A message list update begins with a header that contains the time of the update and the total number of new messages, followed by the filtered list of messages (if any). Each message consists of the time it was received (thus showing how recent the message is), followed by the team name of the sender, and then by the message body. Figure 2 shows a message sent by a member of another team (‘otherbuddy6’) informing that ‘the staircase in Zone 2 has collapsed’. Due to the filtering methods applied, both the identity of the sender as well as the subject of the message will be relevant to the responder’s current mental state, thus helping her to maintain situation awareness.

Throughout the entire simulation, no message loss or incorrect filtering of received messages was observed. Thus, for the implemented set of filtering rules and sustained message rate (an average of 8 messages per second), both reflecting realistic emergency response conditions, the mobile phone seems capable of coping with both message reception and filtering.

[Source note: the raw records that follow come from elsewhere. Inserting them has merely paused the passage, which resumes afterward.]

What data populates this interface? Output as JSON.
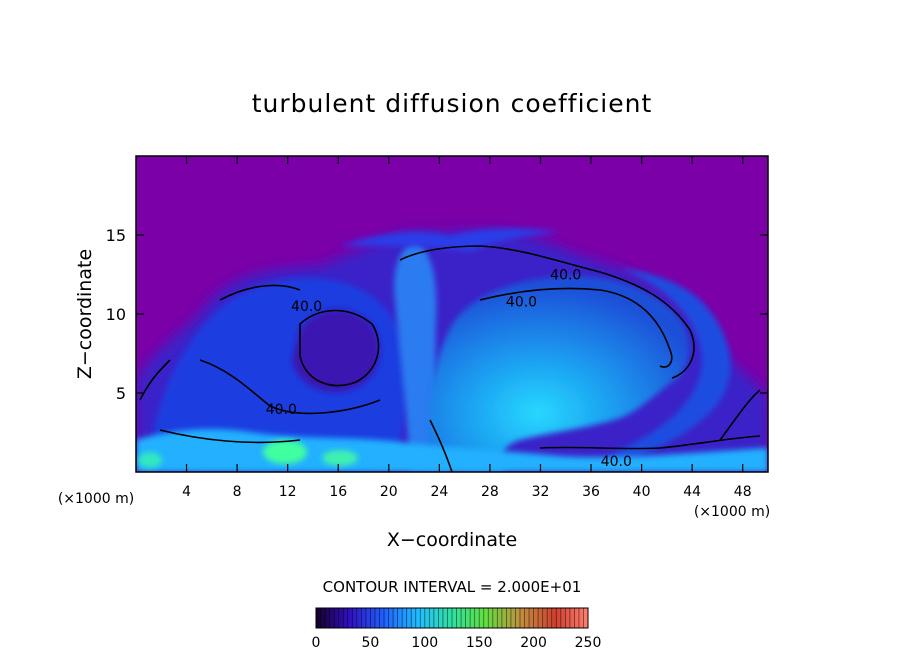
{
  "chart_data": {
    "type": "heatmap",
    "title": "turbulent diffusion coefficient",
    "xlabel": "X−coordinate",
    "ylabel": "Z−coordinate",
    "x_unit_label": "(×1000 m)",
    "y_unit_label": "(×1000 m)",
    "xlim": [
      0,
      50
    ],
    "ylim": [
      0,
      20
    ],
    "x_ticks": [
      4,
      8,
      12,
      16,
      20,
      24,
      28,
      32,
      36,
      40,
      44,
      48
    ],
    "y_ticks": [
      5,
      10,
      15
    ],
    "contour_interval_text": "CONTOUR INTERVAL = 2.000E+01",
    "contour_labels": [
      {
        "text": "40.0",
        "x": 34,
        "y": 12.5
      },
      {
        "text": "40.0",
        "x": 30.5,
        "y": 10.8
      },
      {
        "text": "40.0",
        "x": 13.5,
        "y": 10.5
      },
      {
        "text": "40.0",
        "x": 11.5,
        "y": 4
      },
      {
        "text": "40.0",
        "x": 38,
        "y": 0.7
      }
    ],
    "colorbar": {
      "min": 0,
      "max": 250,
      "tick_values": [
        0,
        50,
        100,
        150,
        200,
        250
      ],
      "tick_labels": [
        "0",
        "50",
        "100",
        "150",
        "200",
        "250"
      ]
    },
    "colors": {
      "background_field": "#7b00a8",
      "low": "#1a1ae0",
      "mid": "#2aa8ff",
      "high": "#40ffa0",
      "contour_line": "#000000"
    }
  }
}
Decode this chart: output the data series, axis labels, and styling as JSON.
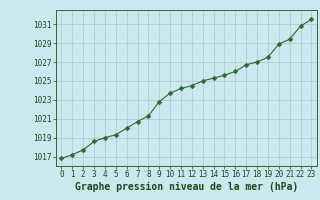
{
  "x": [
    0,
    1,
    2,
    3,
    4,
    5,
    6,
    7,
    8,
    9,
    10,
    11,
    12,
    13,
    14,
    15,
    16,
    17,
    18,
    19,
    20,
    21,
    22,
    23
  ],
  "y": [
    1016.8,
    1017.2,
    1017.7,
    1018.6,
    1019.0,
    1019.3,
    1020.0,
    1020.7,
    1021.3,
    1022.8,
    1023.7,
    1024.2,
    1024.5,
    1025.0,
    1025.3,
    1025.6,
    1026.0,
    1026.7,
    1027.0,
    1027.5,
    1028.9,
    1029.4,
    1030.8,
    1031.5
  ],
  "ylim": [
    1016.0,
    1032.5
  ],
  "yticks": [
    1017,
    1019,
    1021,
    1023,
    1025,
    1027,
    1029,
    1031
  ],
  "xticks": [
    0,
    1,
    2,
    3,
    4,
    5,
    6,
    7,
    8,
    9,
    10,
    11,
    12,
    13,
    14,
    15,
    16,
    17,
    18,
    19,
    20,
    21,
    22,
    23
  ],
  "xlabel": "Graphe pression niveau de la mer (hPa)",
  "line_color": "#2d6a2d",
  "marker": "D",
  "marker_size": 2.5,
  "bg_color": "#cce8ef",
  "grid_color": "#aacdd6",
  "tick_label_color": "#1a4a1a",
  "xlabel_color": "#1a4a1a",
  "spine_color": "#2d6a2d",
  "tick_fontsize": 5.5,
  "xlabel_fontsize": 7.0
}
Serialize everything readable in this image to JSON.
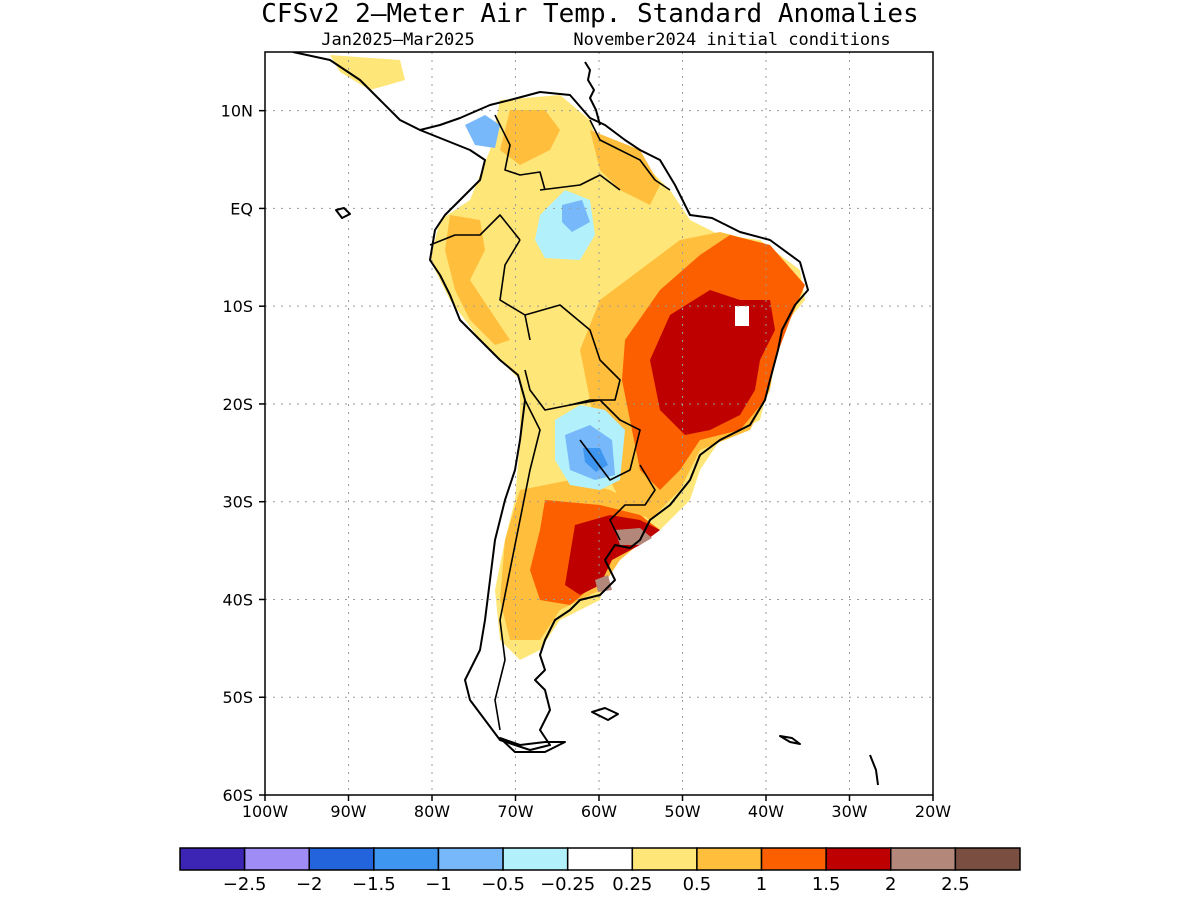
{
  "title": "CFSv2 2–Meter Air Temp. Standard Anomalies",
  "subtitle_left": "Jan2025–Mar2025",
  "subtitle_right": "November2024 initial conditions",
  "map": {
    "lon_range": [
      -100,
      -20
    ],
    "lat_range": [
      -60,
      16
    ],
    "y_tick_labels": [
      "10N",
      "EQ",
      "10S",
      "20S",
      "30S",
      "40S",
      "50S",
      "60S"
    ],
    "x_tick_labels": [
      "100W",
      "90W",
      "80W",
      "70W",
      "60W",
      "50W",
      "40W",
      "30W",
      "20W"
    ],
    "grid": true
  },
  "colorbar": {
    "colors": [
      "#3c24b4",
      "#a08cf5",
      "#2363dc",
      "#3f96f0",
      "#77b8fb",
      "#b2f0fb",
      "#ffffff",
      "#ffe678",
      "#ffbe3c",
      "#fc5f00",
      "#be0000",
      "#b4877b",
      "#7b4e42"
    ],
    "labels": [
      "-2.5",
      "-2",
      "-1.5",
      "-1",
      "-0.5",
      "-0.25",
      "0.25",
      "0.5",
      "1",
      "1.5",
      "2",
      "2.5"
    ]
  },
  "colors": {
    "ocean": "#ffffff",
    "land": "#ffffff",
    "coast": "#000000"
  }
}
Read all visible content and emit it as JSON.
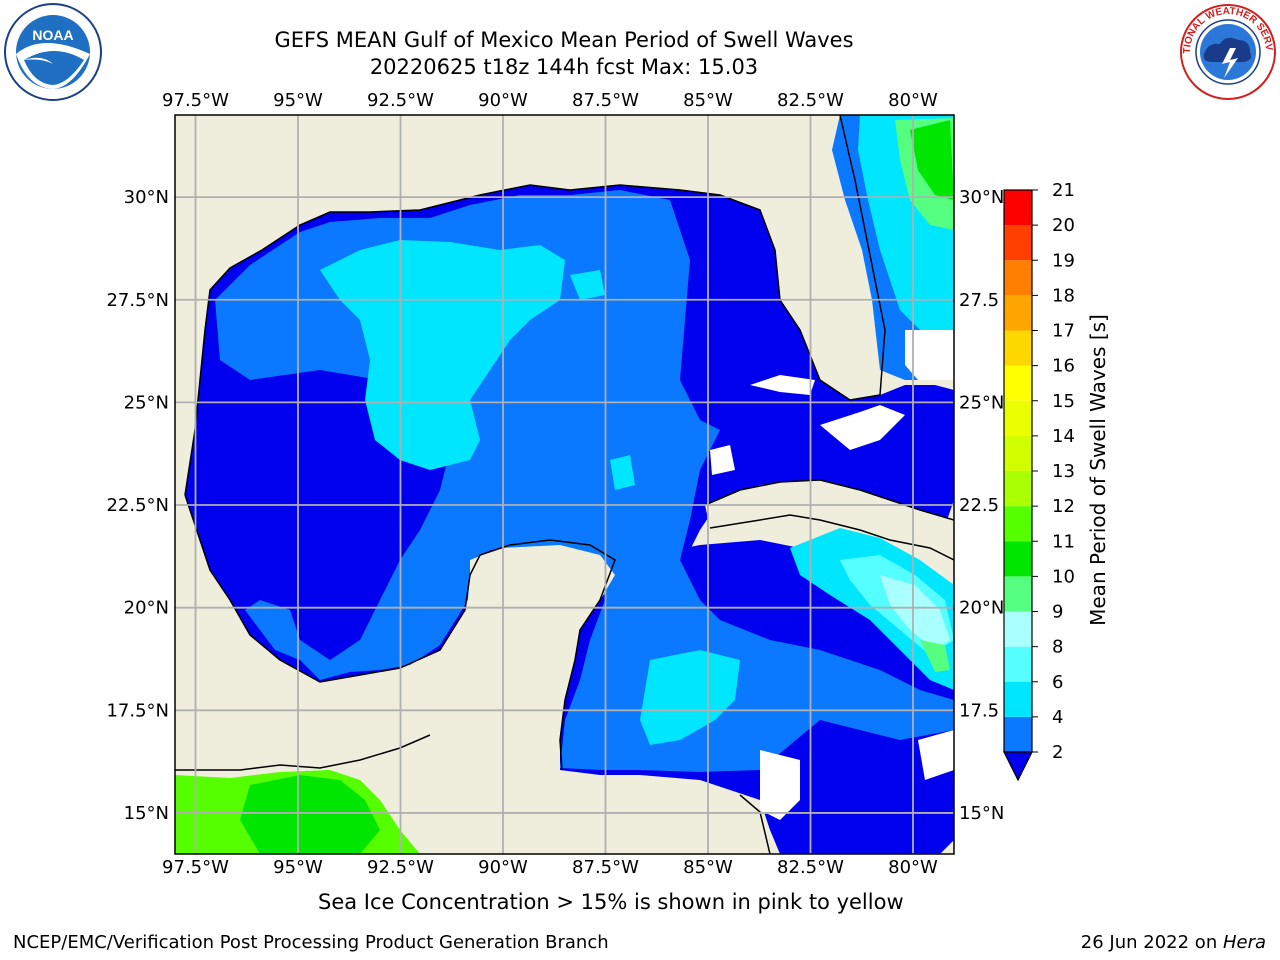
{
  "header": {
    "title": "GEFS MEAN Gulf of Mexico Mean Period of Swell Waves",
    "subtitle": "20220625 t18z 144h fcst   Max: 15.03"
  },
  "map": {
    "region": "Gulf of Mexico",
    "lon_range": [
      -98.0,
      -79.0
    ],
    "lat_range": [
      14.0,
      32.0
    ],
    "lon_ticks": [
      "97.5°W",
      "95°W",
      "92.5°W",
      "90°W",
      "87.5°W",
      "85°W",
      "82.5°W",
      "80°W"
    ],
    "lat_ticks": [
      "30°N",
      "27.5°N",
      "25°N",
      "22.5°N",
      "20°N",
      "17.5°N",
      "15°N"
    ],
    "lat_ticks_right": [
      "30°N",
      "27.5",
      "25°N",
      "22.5",
      "20°N",
      "17.5",
      "15°N"
    ],
    "land_color": "#efeddc",
    "grid_color": "#b0b0b0"
  },
  "colorbar": {
    "label": "Mean Period of Swell Waves [s]",
    "levels": [
      2,
      4,
      6,
      8,
      9,
      10,
      11,
      12,
      13,
      14,
      15,
      16,
      17,
      18,
      19,
      20,
      21
    ],
    "tick_labels": [
      "2",
      "4",
      "6",
      "8",
      "9",
      "10",
      "11",
      "12",
      "13",
      "14",
      "15",
      "16",
      "17",
      "18",
      "19",
      "20",
      "21"
    ],
    "colors": [
      "#0a78ff",
      "#00e6ff",
      "#55ffff",
      "#aaffff",
      "#55ff7f",
      "#00e600",
      "#55ff00",
      "#aaff00",
      "#d2ff00",
      "#ebff00",
      "#ffff00",
      "#ffd700",
      "#ffa500",
      "#ff8000",
      "#ff4000",
      "#ff0000"
    ],
    "under_color": "#0000ee"
  },
  "caption": "Sea Ice Concentration > 15% is shown in pink to yellow",
  "footer": {
    "left": "NCEP/EMC/Verification Post Processing Product Generation Branch",
    "right_date": "26 Jun 2022 on ",
    "right_host": "Hera"
  },
  "logos": {
    "left": "NOAA",
    "right": "NATIONAL WEATHER SERVICE"
  }
}
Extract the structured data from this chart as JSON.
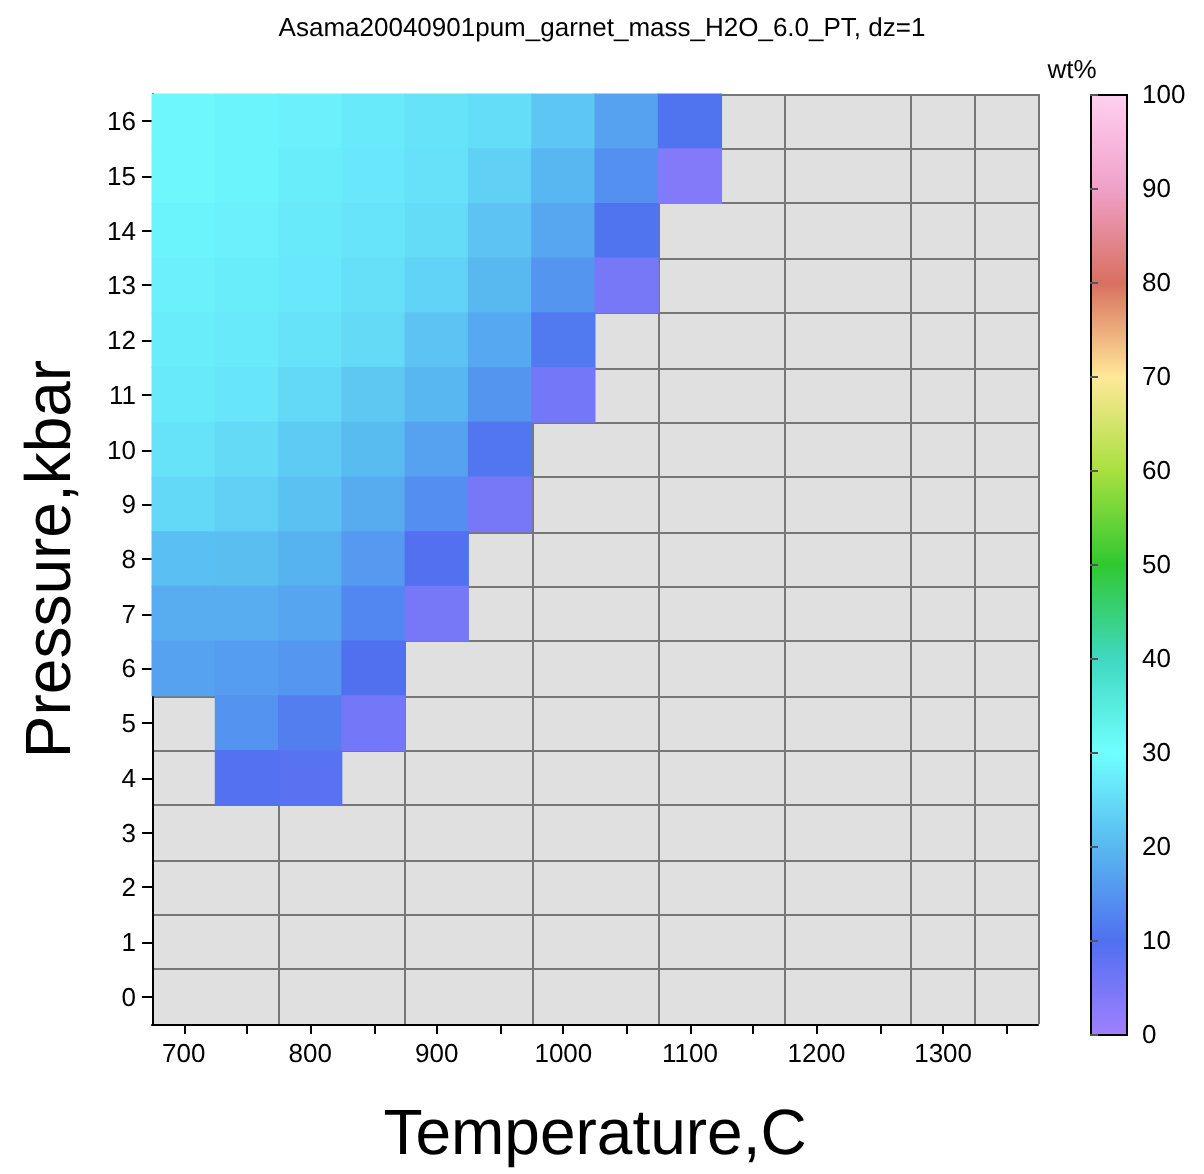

Collaboration technologies for emergency response have not received much dedicated attention from research in CSCW, mobile, ubiquitous computing, and related areas; nevertheless some of the outputs of such research could be relevant to emergency response support. For example, location-based notifications that alert the users in a target area to information of interest to them could easily be added to our approach as additional types of filtering rules that add location to the properties of a received message. Filtering on the other hand, has been an active topic for research in mobile based communications. In [10] the use of a ‘middleman’ between message sender and receiver is proposed to filter or delay all but the most essential data when the communication link to the mobile device is slow. Yet, other approaches suggest that such filtering should be done collaboratively, i.e., shared between the participating mobile devices [11]. As this paper demonstrates, it is also feasible to do message filtering, in real-time, on individual mobile devices.

On the device we used for the experimentations, we observed a 50% CPU utilisation during the simulation. Careful tuning of applications and services that run on the phone is required therefore, in order not to over-tax the phone’s resources. More importantly perhaps, the battery utilisation of the filtering application during the simulation was observed to be in excess of 50%. Hence, there is a need to formulate a filtering mechanism that optimizes the computation and space constraints [12] and reduces battery consumption, to make mobile phones suitability for long-running operations.

Future research could improve the current approach in several ways, for example, by adding multimodal interfaces such as sound and haptics, as in the multimodal information assistant system for crisis management, proposed in [13]. Such mechanisms could be employed to highlight the importance of messages, rather than relying solely on their ranking on the message list. Also, a filtering approach that uses ontologies about events, locations and emergency equipments, to perform semantic filtering of messages, could be utilised [12]. Finally, the filtering mechanism could be made more adaptable using either supervised or unsupervised machine learning techniques.